MINDFULNESS IN THE WORKPLACE – A TOUCHY-FEELY FAD OR A VALUABLE MANAGEMENT TOOL?

Mindfulness is defined as present-centred attention and awareness, emerged from Buddhist philosophy and has been cultivated for millennia through meditation practices.

Injecting a corporate culture of mindfulness not only improves focus but the ability to manage stress and how employees work together. Historically, companies have been reticent to offer mindfulness training because it was seen as something fluffy, esoteric and spiritual, but thankfully that’s all changing.

Organisations such as Google and the US Navy use mindfulness training to improve workplace functioning and the latest research indicates that the approach can improve a range of workplace functions.

Mindfulness is vital for any executive or leader who, at any given moment, may be barraged with various problems that call for decisions under stress in order for them to have a greater consciousness in the present.
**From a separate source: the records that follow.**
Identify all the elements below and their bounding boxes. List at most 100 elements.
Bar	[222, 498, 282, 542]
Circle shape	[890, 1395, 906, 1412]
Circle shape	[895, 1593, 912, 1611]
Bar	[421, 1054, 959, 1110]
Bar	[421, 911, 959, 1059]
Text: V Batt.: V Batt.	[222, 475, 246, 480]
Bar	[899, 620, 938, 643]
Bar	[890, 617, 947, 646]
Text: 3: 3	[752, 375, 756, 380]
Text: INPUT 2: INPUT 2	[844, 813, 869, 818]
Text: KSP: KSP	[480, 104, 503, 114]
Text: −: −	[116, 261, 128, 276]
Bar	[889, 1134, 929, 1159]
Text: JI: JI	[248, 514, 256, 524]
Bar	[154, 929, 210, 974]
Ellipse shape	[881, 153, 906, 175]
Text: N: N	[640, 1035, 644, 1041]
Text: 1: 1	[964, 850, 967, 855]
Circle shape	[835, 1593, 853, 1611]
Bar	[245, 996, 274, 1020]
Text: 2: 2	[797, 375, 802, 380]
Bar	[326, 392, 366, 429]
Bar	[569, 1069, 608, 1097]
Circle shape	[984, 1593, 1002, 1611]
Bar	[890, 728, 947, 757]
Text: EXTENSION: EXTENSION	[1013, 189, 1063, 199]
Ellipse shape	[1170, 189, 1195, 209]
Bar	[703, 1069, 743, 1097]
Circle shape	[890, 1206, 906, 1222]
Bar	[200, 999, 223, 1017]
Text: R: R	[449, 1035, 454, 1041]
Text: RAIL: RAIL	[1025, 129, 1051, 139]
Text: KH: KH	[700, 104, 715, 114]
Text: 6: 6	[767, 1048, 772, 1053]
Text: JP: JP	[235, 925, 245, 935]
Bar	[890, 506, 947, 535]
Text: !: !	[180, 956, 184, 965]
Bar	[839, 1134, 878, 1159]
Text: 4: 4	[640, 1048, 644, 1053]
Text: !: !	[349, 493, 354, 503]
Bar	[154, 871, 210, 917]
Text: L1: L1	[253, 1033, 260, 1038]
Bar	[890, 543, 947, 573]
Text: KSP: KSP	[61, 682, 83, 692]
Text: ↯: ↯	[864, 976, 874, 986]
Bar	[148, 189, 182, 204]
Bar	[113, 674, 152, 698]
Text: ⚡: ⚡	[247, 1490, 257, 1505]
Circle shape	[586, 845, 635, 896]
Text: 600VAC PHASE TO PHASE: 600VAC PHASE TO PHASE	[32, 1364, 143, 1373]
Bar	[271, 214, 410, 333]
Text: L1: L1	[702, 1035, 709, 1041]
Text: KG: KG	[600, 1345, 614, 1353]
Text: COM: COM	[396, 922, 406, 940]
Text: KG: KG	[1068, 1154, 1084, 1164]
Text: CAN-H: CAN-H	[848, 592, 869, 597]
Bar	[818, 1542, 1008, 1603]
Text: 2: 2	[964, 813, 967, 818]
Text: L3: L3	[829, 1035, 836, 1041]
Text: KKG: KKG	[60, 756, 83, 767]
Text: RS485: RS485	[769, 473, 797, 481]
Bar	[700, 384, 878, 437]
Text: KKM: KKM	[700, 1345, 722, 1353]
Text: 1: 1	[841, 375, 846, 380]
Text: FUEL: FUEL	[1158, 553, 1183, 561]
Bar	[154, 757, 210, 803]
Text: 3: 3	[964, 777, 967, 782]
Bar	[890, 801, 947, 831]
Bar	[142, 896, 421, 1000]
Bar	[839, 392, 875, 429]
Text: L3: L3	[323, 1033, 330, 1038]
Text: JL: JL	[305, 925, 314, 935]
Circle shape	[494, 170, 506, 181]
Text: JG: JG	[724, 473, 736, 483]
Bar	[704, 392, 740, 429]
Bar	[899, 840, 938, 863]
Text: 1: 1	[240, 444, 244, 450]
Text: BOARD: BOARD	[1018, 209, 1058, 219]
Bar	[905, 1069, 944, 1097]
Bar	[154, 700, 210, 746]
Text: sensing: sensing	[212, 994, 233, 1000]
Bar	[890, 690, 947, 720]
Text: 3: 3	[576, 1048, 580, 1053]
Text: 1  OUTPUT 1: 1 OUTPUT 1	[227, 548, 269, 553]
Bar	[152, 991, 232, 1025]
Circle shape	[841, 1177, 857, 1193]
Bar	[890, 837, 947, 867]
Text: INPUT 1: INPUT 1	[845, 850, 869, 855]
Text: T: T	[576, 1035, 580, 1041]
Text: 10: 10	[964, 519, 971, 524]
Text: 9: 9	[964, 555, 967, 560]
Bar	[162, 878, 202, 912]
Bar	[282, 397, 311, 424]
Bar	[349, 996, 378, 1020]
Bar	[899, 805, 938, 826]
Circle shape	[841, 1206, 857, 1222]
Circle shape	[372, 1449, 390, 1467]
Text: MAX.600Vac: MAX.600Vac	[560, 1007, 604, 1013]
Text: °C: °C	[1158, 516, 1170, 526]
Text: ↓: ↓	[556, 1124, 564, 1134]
Mindfulness appears to positively impact human functioning overall. Research in such disciplines as psychology, neuroscience and medicine provide a wealth of evidence that mindfulness improves attention, cognition, emotions, behaviour and physiology.

Specifically, mindfulness has been shown to improve three qualities of attention – stability, control and efficiency. The human mind is estimated to wander roughly half of our waking hours, but mindfulness can stabilise attention in the present. Individuals who completed mindfulness training were shown to remain vigilant longer on both visual and listening tasks.

Although mindfulness is an individual quality, initial evidence suggests that it affects interpersonal behaviour and workgroup relationships.

Mindfulness may improve relationships through greater empathy and compassion — suggesting mindfulness training could enhance workplace processes that rely on effective leadership and teamwork.

As life becomes more stressful, anxiety increases and goals keep moving we will continue looking for ways to manage, respond to technology’s unrelenting poke and improve the relationship with our own minds and bodies. While that search continues it’s up to us all as individuals, leaders and business owners to step up and do what we can to keep on top of the determinants and offer interventions – your health is in your hands.